TrinaRimmer's avatar
TrinaRimmer
Former Staff
9 years ago

A well-designed quiz can benefit you and your organization by giving you a quick way to evaluate the learner’s progress as well as assess the effectiveness of your training. And well-designed quizzes can also benefit learners by giving them a gauge of their own performance while helping them to feel supported and motivated to apply what they’re learning on the job.

Unfortunately, there are a few common quiz design mistakes that can really undermine these benefits and lead to confusion, frustration, and a loss of self-confidence for your learners. Let’s take a closer look at some of these common quiz mistakes—and ways you can avoid them.

Mistake #1: The Unnecessary Quiz

A lot of people use their e-learning authoring tools to create linear click-and-read courses. The primary purpose of these courses is to share information, not change behavior. In these cases, a quiz may be unnecessary.

Most e-learning authoring tools offer the option to track course completion by the number of slides viewed, which means you don’t really need to end a course with a quiz in order to determine that it’s been completed. In fact, you can save yourself a lot of effort and time by restricting quizzes for use with more meaningful, performance-oriented content rather than simply testing a person’s ability to recall trivial details.

Mistake #2: Using "Duh" Distractors

I was helping my son complete an online school fire safety quiz recently when we encountered a great example of “Duh” distractors.

Q. You’re in the classroom when you hear the school’s fire alarm. What should you do?

  1. Hide under your desk, holding your breath and waiting for the fire department to come to your rescue.
  2. Run out of the classroom, screaming “FIRE!” and trampling over other students.
  3. Follow your teacher’s instructions, lining up in a calm, orderly fashion. Proceed quickly to the safety zone and await further instructions.

I don’t know about you, but I’m gonna go with C... Heck, even my eleven-year-old (who is NOT known for exercising good judgment) knew that the other two answer options were just plain ridiculous.
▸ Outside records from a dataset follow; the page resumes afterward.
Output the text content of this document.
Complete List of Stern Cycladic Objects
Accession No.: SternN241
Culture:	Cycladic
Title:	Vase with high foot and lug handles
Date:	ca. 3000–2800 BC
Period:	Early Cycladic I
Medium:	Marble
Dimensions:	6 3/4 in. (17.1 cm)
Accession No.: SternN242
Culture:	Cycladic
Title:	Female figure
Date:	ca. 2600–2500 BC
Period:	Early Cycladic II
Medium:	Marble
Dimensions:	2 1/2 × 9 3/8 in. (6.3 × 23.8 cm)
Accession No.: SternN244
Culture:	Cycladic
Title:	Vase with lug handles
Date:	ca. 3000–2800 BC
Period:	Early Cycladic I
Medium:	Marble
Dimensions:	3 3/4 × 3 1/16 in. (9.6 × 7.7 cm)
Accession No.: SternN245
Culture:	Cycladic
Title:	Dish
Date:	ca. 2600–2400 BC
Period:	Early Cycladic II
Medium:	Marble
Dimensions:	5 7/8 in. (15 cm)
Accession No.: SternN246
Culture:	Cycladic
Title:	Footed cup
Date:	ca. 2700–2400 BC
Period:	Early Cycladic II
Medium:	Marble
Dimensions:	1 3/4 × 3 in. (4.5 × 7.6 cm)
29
And what’s worse, using such obvious distractors was pointless since they didn’t succeed in measuring anyone's understanding of the material.

Save your learners from this experience by:

  • Getting real-life scenarios and answer options from your learners or Subject Matter Experts (SMEs) to keep your questions and answers as realistic as possible.
  • Providing enough detail for learners to be able to differentiate between the answer options. Always make sure there is an unambiguously correct answer (or answers).
  • Streamlining answer options to just a few viable choices, making sure that you keep all of them at roughly the same length. There’s nothing more obvious than the longest answer option always being the correct one!

Mistake #3: Using Trick Questions

Sometimes managers or SMEs are really keen on including trick questions on quizzes. Their rationale is that these types of “gotcha!” questions are helpful for determining which learners really paid attention and understood all the nuances of the material.

But the truth is that using trick questions only puts learners on the defensive. Trick questions erode their trust and self-confidence. No one likes to feel they’ve been duped or set up to fail.

Remember, the goal of a quiz should be to assess a learner’s understanding of the content you’re covering. Well written questions, answers, and feedback supports learners in overcoming missteps by pointing out where they went wrong and how they can improve in the future.

Avoid trick questions by:

  • Making sure your quiz questions align to your course’s learning objectives. Many e-learning pros swear by writing their quiz questions first, before writing any other course content. That way they start with the end performance goals in mind.
  • Quizzing learners on only the content you’re actually covering in the course. Don’t try to slip in new material on the sly!
  • Explaining to both managers and SMEs when, how, and why you’ll use quiz questions. For instance, you can emphasize that you’ll test the learner's understanding of complex or nuanced processes—a sales process, for instance—by using case studies or scenarios that can more closely simulate a real-life situation. This approach is more performance focused than simply quizzing learners on their ability to recall the correct order of steps, for example. For more discussion tips along these lines, check out this recent article: 3 Ways to Embrace Constructive Failure in Your E-Learning.

Mistake #4: Getting Too Wordy

When you’re writing quiz questions, one of the easiest traps to fall into is including too much detail. Not only are wordy quiz questions overwhelming to learners, they can lead to confusion about what you’re really asking them to do.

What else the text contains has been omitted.